Excerpts from THE BOY
WHO INVENTED SKIING, A MEMOIR:
Vanity:
I had buckteeth. Grown-ups
considered it cute, but my schoolmates and the hired men set me
straight. I was a freak. (My parents) drove me all the way to Denver,
where I was sorely braced with screws, wire, and nasty little
hooks-punishment for imperfection. We subject ourselves to endless pain
and sleepless nights so we can bulge out in some places and not others.
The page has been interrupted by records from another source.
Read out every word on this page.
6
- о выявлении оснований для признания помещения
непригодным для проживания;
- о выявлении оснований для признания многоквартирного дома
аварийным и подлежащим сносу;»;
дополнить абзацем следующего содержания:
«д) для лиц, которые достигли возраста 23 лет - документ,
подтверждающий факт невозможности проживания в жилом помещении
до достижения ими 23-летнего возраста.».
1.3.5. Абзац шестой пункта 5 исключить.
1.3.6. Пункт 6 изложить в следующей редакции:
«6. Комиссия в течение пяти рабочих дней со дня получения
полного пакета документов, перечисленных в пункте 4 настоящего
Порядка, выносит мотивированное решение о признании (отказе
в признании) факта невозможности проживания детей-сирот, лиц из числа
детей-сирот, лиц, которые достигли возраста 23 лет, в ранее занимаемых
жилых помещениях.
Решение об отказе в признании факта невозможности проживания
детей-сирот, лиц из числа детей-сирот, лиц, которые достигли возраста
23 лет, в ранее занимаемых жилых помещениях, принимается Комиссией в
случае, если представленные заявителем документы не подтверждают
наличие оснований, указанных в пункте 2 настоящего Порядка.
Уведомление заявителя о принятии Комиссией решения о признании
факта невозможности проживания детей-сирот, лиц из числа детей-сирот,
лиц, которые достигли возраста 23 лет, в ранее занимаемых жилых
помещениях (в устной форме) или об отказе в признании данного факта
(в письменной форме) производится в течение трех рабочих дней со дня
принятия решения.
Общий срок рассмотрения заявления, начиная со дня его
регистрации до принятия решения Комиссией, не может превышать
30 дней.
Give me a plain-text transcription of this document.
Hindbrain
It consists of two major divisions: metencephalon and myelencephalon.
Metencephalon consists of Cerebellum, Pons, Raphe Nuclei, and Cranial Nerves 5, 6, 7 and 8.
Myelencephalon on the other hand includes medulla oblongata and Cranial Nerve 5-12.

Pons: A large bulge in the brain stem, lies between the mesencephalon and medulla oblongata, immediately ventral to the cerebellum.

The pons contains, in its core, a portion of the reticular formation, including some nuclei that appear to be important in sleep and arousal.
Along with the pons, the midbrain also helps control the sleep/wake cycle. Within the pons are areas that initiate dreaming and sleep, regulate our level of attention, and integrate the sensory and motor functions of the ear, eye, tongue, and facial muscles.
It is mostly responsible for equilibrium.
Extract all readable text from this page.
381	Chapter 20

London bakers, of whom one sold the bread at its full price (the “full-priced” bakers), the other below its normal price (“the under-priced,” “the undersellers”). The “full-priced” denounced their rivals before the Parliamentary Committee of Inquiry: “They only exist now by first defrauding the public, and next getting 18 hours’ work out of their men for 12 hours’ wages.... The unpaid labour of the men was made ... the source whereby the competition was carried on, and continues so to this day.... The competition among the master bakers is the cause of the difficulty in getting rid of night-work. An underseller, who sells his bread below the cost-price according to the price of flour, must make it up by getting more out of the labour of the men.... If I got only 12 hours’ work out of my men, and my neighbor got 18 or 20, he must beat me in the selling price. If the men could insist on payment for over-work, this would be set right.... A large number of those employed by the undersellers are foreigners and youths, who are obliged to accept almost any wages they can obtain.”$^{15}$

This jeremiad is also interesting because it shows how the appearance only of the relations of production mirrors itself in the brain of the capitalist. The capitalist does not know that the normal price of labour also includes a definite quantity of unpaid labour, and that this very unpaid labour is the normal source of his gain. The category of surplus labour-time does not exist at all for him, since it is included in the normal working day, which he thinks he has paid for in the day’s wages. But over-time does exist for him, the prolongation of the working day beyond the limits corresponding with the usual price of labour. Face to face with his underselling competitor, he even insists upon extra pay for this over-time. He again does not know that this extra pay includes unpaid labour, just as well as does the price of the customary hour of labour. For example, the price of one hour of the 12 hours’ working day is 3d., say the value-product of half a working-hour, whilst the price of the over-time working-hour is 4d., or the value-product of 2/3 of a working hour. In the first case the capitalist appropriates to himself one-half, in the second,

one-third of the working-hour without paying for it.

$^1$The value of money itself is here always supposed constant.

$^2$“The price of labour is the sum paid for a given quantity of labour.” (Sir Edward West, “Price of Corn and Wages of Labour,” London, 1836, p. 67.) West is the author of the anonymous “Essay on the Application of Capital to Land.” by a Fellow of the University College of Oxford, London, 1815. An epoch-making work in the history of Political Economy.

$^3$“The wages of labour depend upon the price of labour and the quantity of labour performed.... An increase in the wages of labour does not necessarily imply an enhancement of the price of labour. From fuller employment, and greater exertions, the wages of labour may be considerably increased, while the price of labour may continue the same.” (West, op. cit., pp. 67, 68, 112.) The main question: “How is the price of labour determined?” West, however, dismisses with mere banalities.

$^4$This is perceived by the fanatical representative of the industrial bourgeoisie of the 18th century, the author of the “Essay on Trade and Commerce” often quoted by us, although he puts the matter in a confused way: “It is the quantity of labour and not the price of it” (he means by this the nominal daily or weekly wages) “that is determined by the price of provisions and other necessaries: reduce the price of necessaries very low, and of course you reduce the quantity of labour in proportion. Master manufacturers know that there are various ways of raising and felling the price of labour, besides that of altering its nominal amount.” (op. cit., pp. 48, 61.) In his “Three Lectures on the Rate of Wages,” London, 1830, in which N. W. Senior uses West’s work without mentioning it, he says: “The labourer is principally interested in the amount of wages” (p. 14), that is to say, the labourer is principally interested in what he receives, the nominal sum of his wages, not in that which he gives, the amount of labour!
Deciding where the bulges go and don't is everyone else's job but ours,
and they can never make up their minds.
Women:
"We were like bunnies-you
know how bunnies do it?"
"Fast I guess."
She gave me a wicked look.
"Right. Then the boy bunny rolls off and lays there like he's dead, but
the girl bunny jumps into her peddle pushers and hops into the woods,
leaving the boy bunny to the predators."
It was disconcerting to
look up and see the magnified eye of a woman observing me under her
Darwin scope. I discovered I was threatened by women who were fascinated
by evolutionary survival tactics. They were thinking like men.
Drinking:
Alcohol had replaced going
to church as the primary social lubricant for a particular group of
postwar types. Drinking brought them together. They drank to make love,
deals, and money. They drank to loosen up, hitch up, and break up. Most
of all, drinking defined the arc of friendship and love. Drinking was
just too damned good to be true.
Working:
After high school, which I
never finished, life became a series of jobs. I didn't last long at any
one of them, but I rarely quit or got fired for the same reason
twice-the money ran out, the contract ended, the season ended, the
foreman couldn't stand me, I couldn't stand him, I went a little nuts
and jumped ship, and there were others, including the fact that I could
be a real son of a bitch. Being lazy never got me fired that I remember.
Fishing:
At that perfect moment, I
realized fishing was merely my way of searching for that hidden
thing-the secret under the surface, the mystery of the universe, the
truth. It was an unconscious craving, but always there, deep in my
brain, nosing around like a trout searching for a winged morsel. Fishing
wasn't going to reveal anything but fish. At the instant fishing became
a metaphor, I flicked the fly off the water, reeled in the line, and
went home. That was the end of fishing.
Mining:
There is a thing that
happens underground that can happen nowhere else--an arrangement of
motion, light, and the passage of your mind and body through the earth.
If you stand looking forward, on the back of the last car of a long
train whose motor car is around the bend, you will be moving through a
tunnel supported by stull timbers, illuminated only by the lamp on your
hard hat. It feels as though reality is being projected from the middle
of your head and you are always moving into a world you can never quite
enter, because you are always in the dark.